Department of International Environmental and Agricultural Sciences, Tokyo University of Agriculture and Technology, Tokyo, Japan.
Department of Pesticides Residues and Environmental Pollution, Central Agricultural Pesticide Laboratory, Giza, Egypt.
Pest Manag Sci. 2017 Dec;73(12):2429-2438. doi: 10.1002/ps.4633. Epub 2017 Aug 17.
The PCPF-1 model was improved for forecasting the fate and transport of metabolites in addition to parent compounds in rice paddies. In the new PCPF-M model, metabolites are generated from the dissipation of pesticide applied in rice paddies through hydrolysis, photolysis and biological degradations. The methodology to parameterize the model was illustrated using two scenarios for which uncertainty and sensitivity analyses were also conducted.

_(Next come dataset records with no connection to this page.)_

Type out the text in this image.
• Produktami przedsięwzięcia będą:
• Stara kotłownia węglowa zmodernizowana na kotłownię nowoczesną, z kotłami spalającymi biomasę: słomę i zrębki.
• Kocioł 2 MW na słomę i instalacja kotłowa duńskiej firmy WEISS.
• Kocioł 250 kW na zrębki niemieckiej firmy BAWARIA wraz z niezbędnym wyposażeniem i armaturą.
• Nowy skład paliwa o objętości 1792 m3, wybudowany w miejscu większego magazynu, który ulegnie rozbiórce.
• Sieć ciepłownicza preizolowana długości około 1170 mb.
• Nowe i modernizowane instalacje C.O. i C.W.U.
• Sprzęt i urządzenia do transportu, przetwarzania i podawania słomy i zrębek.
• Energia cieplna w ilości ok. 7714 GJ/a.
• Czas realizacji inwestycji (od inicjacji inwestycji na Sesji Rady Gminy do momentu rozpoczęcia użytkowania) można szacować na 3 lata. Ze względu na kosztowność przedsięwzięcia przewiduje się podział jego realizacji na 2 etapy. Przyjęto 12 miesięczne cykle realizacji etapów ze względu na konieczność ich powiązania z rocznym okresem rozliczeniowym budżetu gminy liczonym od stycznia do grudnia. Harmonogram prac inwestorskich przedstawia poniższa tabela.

In a batch degradation experiment, the hourly forecasted concentrations of fipronil and its metabolites in paddy water were very accurate. In a field-scale experiment, the hourly forecasted concentrations of fipronil in paddy water and paddy soil were accurate while the corresponding daily forecasted concentrations of metabolites were adequate. The major contributors to the variation of the forecasted metabolite concentrations in paddy water and paddy soil were the formation fractions of the metabolites. The influence of uncertainty included in input parameters on the forecasted metabolite concentration was high during the peak concentration of metabolite in paddy water. In contrast, in paddy soil, the metabolite concentrations forecasted several days after the initial pesticide application were sensitive to the uncertainty incorporated in the input parameters.

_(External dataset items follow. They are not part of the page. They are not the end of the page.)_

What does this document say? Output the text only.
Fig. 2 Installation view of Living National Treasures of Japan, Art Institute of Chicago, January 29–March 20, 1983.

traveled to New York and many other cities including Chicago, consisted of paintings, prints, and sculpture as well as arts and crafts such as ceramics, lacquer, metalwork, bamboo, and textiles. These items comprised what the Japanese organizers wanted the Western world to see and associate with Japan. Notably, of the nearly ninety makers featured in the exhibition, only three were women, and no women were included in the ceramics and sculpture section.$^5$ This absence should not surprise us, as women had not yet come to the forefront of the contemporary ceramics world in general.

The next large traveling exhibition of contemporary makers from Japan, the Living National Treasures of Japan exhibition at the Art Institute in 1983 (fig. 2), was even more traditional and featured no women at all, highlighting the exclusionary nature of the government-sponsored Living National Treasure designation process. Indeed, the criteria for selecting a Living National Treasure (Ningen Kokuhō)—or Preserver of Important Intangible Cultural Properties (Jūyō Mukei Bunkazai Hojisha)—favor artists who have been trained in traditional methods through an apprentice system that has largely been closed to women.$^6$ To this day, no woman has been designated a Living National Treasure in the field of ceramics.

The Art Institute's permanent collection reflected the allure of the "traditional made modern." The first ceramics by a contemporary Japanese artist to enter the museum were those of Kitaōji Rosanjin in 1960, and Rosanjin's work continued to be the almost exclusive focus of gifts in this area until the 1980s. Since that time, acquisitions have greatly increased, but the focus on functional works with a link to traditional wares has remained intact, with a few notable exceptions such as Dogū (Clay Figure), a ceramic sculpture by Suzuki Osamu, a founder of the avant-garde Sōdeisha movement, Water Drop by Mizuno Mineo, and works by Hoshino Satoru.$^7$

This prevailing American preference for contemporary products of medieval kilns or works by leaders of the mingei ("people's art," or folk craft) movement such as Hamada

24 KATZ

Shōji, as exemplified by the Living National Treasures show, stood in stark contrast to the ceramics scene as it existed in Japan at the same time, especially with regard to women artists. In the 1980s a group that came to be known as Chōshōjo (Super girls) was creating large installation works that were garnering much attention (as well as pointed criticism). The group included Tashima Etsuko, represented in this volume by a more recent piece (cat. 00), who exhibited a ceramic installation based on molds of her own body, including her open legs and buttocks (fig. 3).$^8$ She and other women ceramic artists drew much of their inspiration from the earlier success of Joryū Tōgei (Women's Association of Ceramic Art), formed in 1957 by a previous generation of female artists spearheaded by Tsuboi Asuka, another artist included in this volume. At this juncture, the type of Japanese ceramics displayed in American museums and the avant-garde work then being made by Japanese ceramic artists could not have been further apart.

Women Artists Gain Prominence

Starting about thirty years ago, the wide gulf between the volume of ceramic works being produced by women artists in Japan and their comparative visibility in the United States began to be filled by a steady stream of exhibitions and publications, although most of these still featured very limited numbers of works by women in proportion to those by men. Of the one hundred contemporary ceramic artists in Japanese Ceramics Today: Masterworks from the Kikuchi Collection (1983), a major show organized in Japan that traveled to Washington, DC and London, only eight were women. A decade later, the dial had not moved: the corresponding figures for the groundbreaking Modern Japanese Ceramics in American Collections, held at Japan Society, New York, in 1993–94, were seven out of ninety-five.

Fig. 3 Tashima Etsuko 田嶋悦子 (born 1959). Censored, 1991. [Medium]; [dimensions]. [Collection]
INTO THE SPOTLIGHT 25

The PCPF-M model simultaneously forecasts the concentrations of a parent pesticide and up to three metabolites. The model was validated using fipronil and two of its metabolites in paddy water and paddy soil. The model can be used in the early stage of the pesticide registration process and in risk assessment analysis for the evaluation of pesticide exposure. © 2017 Society of Chemical Industry.
为了预测稻田中母体化合物及其代谢物的命运和迁移,对 PCPF-1 模型进行了改进。在新的 PCPF-M 模型中,通过水解、光解和生物降解作用,从施用于稻田的农药的消解中生成代谢物。使用两种情况说明了对模型进行参数化的方法,还对这两种情况进行了不确定性和敏感性分析。
在批处理降解实验中,稻田水中氟虫腈及其代谢物的逐时预测浓度非常准确。在田间尺度实验中,稻田水中和稻田土壤中氟虫腈的逐时预测浓度准确,而代谢物的相应逐日预测浓度则足够。预测稻田水中和稻田土壤中代谢物浓度变化的主要因素是代谢物的形成分数。输入参数中包含的不确定性对稻田水中代谢物浓度的预测影响较大,在代谢物浓度峰值期间影响较大。相比之下,在初始施药几天后,预测代谢物浓度在稻田土壤中对输入参数中包含的不确定性敏感。
PCPF-M 模型可同时预测母体农药及其三种代谢物的浓度。使用氟虫腈及其两种代谢物在稻田水和稻田土中对模型进行了验证。该模型可用于农药注册过程的早期阶段和风险评估分析,以评估农药暴露。 © 2017 化学工业协会。